Well that was less mysterious than I expected. Let’s see where this is called. Turns out it actually happens a lot. One in GuiCanvas handling WindowClose and WindowDestroy events, and some in unit tests for… networking? Okay, here’s a unit test for Process which may shed some light on the matter.

void process()
{
   if(_remainingTicks==0)
      Process::requestShutdown();

   _remainingTicks--;
}

void run()
{
   // We'll run 30 ticks, then quit.
   _remainingTicks = 30;

   // Register with the process list.
   Process::notify(this, &TestingProcess::process);

   // And do 30 notifies, making sure we end on the 30th.
   for(S32 i=0; i<30; i++)
      test(Process::processEvents(), "Should quit after 30 ProcessEvents() calls - not before!");
   test(!Process::processEvents(), "Should quit after the 30th ProcessEvent() call!");

   Process::remove(this, &TestingProcess::process);
}

Okay, well… that makes sense. So every process tick, the process method of the unit test class will be called, and it will shut down when 30 ticks have passed. Which causes processEvents to return false. I think.

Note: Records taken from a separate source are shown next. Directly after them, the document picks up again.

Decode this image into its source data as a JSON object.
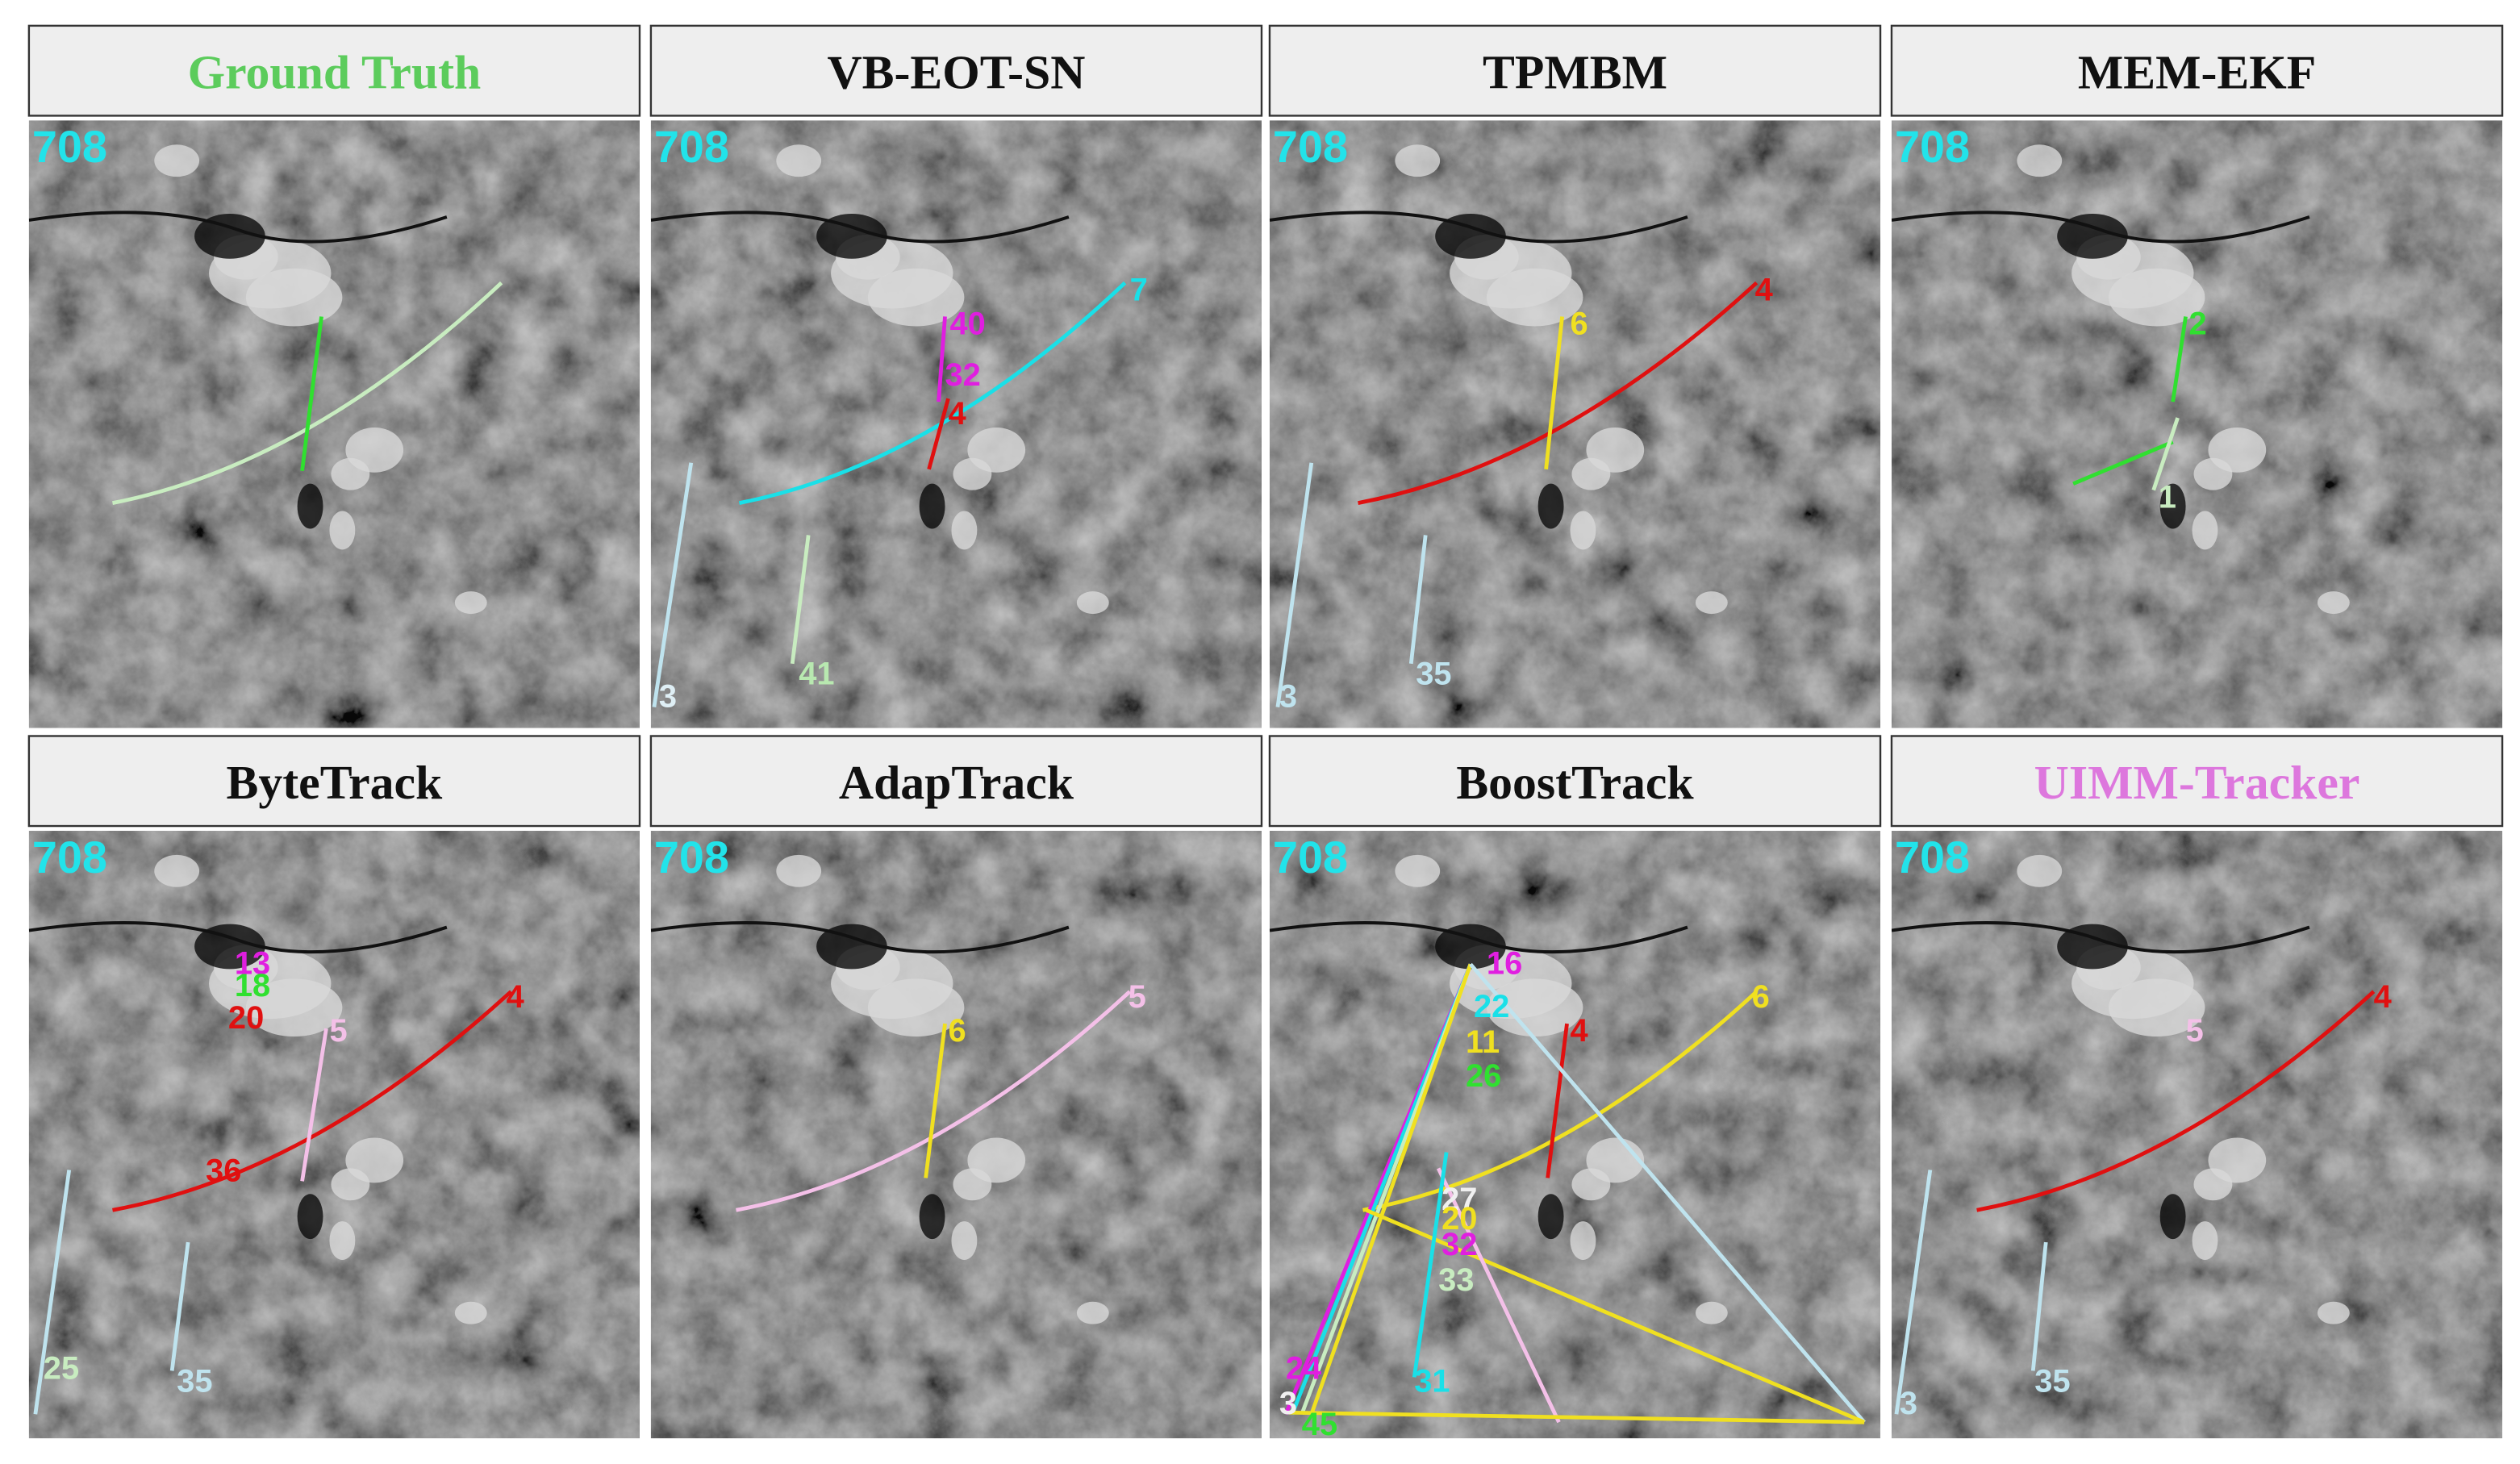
{
  "panels": [
    {
      "title": "Ground Truth",
      "title_color": "#5ccc5c",
      "frame": "708"
    },
    {
      "title": "VB-EOT-SN",
      "title_color": "#111111",
      "frame": "708",
      "labels": [
        {
          "text": "7",
          "color": "#19e0e8"
        },
        {
          "text": "40",
          "color": "#e01ee0"
        },
        {
          "text": "32",
          "color": "#e01ee0"
        },
        {
          "text": "4",
          "color": "#e01010"
        },
        {
          "text": "3",
          "color": "#dfeff5"
        },
        {
          "text": "41",
          "color": "#b8e8b0"
        }
      ]
    },
    {
      "title": "TPMBM",
      "title_color": "#111111",
      "frame": "708",
      "labels": [
        {
          "text": "4",
          "color": "#e01010"
        },
        {
          "text": "6",
          "color": "#f0e020"
        },
        {
          "text": "3",
          "color": "#bfe3ee"
        },
        {
          "text": "35",
          "color": "#bfe3ee"
        }
      ]
    },
    {
      "title": "MEM-EKF",
      "title_color": "#111111",
      "frame": "708",
      "labels": [
        {
          "text": "2",
          "color": "#30e030"
        },
        {
          "text": "1",
          "color": "#c8ecc0"
        }
      ]
    },
    {
      "title": "ByteTrack",
      "title_color": "#111111",
      "frame": "708",
      "labels": [
        {
          "text": "4",
          "color": "#e01010"
        },
        {
          "text": "5",
          "color": "#f4c0e8"
        },
        {
          "text": "13",
          "color": "#e01ee0"
        },
        {
          "text": "18",
          "color": "#30e030"
        },
        {
          "text": "20",
          "color": "#e01010"
        },
        {
          "text": "36",
          "color": "#e01010"
        },
        {
          "text": "25",
          "color": "#c8ecc0"
        },
        {
          "text": "35",
          "color": "#bfe3ee"
        }
      ]
    },
    {
      "title": "AdapTrack",
      "title_color": "#111111",
      "frame": "708",
      "labels": [
        {
          "text": "5",
          "color": "#f4c0e8"
        },
        {
          "text": "6",
          "color": "#f0e020"
        }
      ]
    },
    {
      "title": "BoostTrack",
      "title_color": "#111111",
      "frame": "708",
      "labels": [
        {
          "text": "6",
          "color": "#f0e020"
        },
        {
          "text": "4",
          "color": "#e01010"
        },
        {
          "text": "16",
          "color": "#e01ee0"
        },
        {
          "text": "22",
          "color": "#19e0e8"
        },
        {
          "text": "11",
          "color": "#f0e020"
        },
        {
          "text": "26",
          "color": "#30e030"
        },
        {
          "text": "27",
          "color": "#f0f0f0"
        },
        {
          "text": "20",
          "color": "#f0e020"
        },
        {
          "text": "32",
          "color": "#e01ee0"
        },
        {
          "text": "33",
          "color": "#c8ecc0"
        },
        {
          "text": "31",
          "color": "#19e0e8"
        },
        {
          "text": "24",
          "color": "#e01ee0"
        },
        {
          "text": "3",
          "color": "#f0f0f0"
        },
        {
          "text": "45",
          "color": "#30e030"
        }
      ]
    },
    {
      "title": "UIMM-Tracker",
      "title_color": "#dd77dd",
      "frame": "708",
      "labels": [
        {
          "text": "4",
          "color": "#e01010"
        },
        {
          "text": "5",
          "color": "#f4c0e8"
        },
        {
          "text": "3",
          "color": "#bfe3ee"
        },
        {
          "text": "35",
          "color": "#bfe3ee"
        }
      ]
    }
  ]
}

Um. That’s kind of what we knew already. Just more condensed. Okay, cool.

So Process::notify is important to this somehow. But let’s actually forget about it and see if we can go even deeper. The only two likely candidates left that aren’t unit tests are two results from windowManager/win32/winDispatch.cpp. One is wrapped inside Journal::isPlaying, which doesn’t sound relevant, and the other is:

	case WM_QUIT: {
	   // Quit indicates that we're not going to receive anymore Win32 messages.
	   // Therefore, it's appropriate to flag our event loop for exit as well,
	   // since we won't be getting any more messages.
	   Process::requestShutdown();
	   break;
	          }

And WM_QUIT is a Windows API event. I’m going to infer that this is as close to closure as we’ll get. But let’s explore this a bit. This code is from _dispatch, which is… well, let’s see how it’s used. It’s called in two places, both in that same file (winDispatch.cpp). One is in Dispatch, and one in DispatchNext. These are short, so let’s check them out:

// Dispatch the window event, or queue up for later
void Dispatch(DispatchType type,HWND hWnd,UINT message,WPARAM wparam,WPARAM lparam)
{
   // If the message queue is not empty, then we'll need to delay
   // this dispatch in order to preserve message order.
   if (type == DelayedDispatch || !_MessageQueue.isEmpty())
      _MessageQueue.post(hWnd,message,wparam,lparam);
   else
      _dispatch(hWnd,message,wparam,lparam);
}

// Dispatch next even in the queue
bool DispatchNext()
{
   WinMessageQueue::Message msg;
   if (!_MessageQueue.next(&msg))
      return false;
   _dispatch(msg.hWnd,msg.message,msg.wparam,msg.lparam);
   return true;
}

So what this looks like to me is that incoming window events go to Dispatch, where they either get processed immeidately or must wait in a queue. Then I guess DispatchNext is called periodically to consume the queue. Let’s see where Dispatch is called from… oh shoot, that’s lots of calls. Let’s not go there. Let’s look for DispatchNext instead. Ooh, it’s only called in one location, in win32WindowManager.cpp.

Atually, let’s not follow this particular rabbit-hole. I think we’ve learned as much as we can from the engine source. It’s time to see if we can follow the trail through Windows API-land.

The Windows API

Google PostQuitMessage from all the way back up there. Find this helpful page. Most pertinently:

nExitCode [in]

Type: int

The application exit code. This value is used as the wParam parameter of the WM_QUIT message.

Okay, so Windows API messages have a parameter. Okay, I’m glad we looked up Dispatch and DispatchNext above, because of this:

void Dispatch(..., WPARAM wparam, ...)

Ah. So where does that value go when we receive it? Let’s jump back into _dispatch where we act on the WM_QUIT event by calling Platform::requestShutdown. And…

static bool _dispatch(..., WPARAM wParam, ...)

Bingo. So anywhere in _dispatch we can make use of wParam, which seems to have type UINT_PTR… which sounds like a pointer to an unsigned integral type, but in any case, we can use it to access the exit status code.

That’s where I’ll leave this safari, as the rest is mechanically adding more code to store and make use of the status code.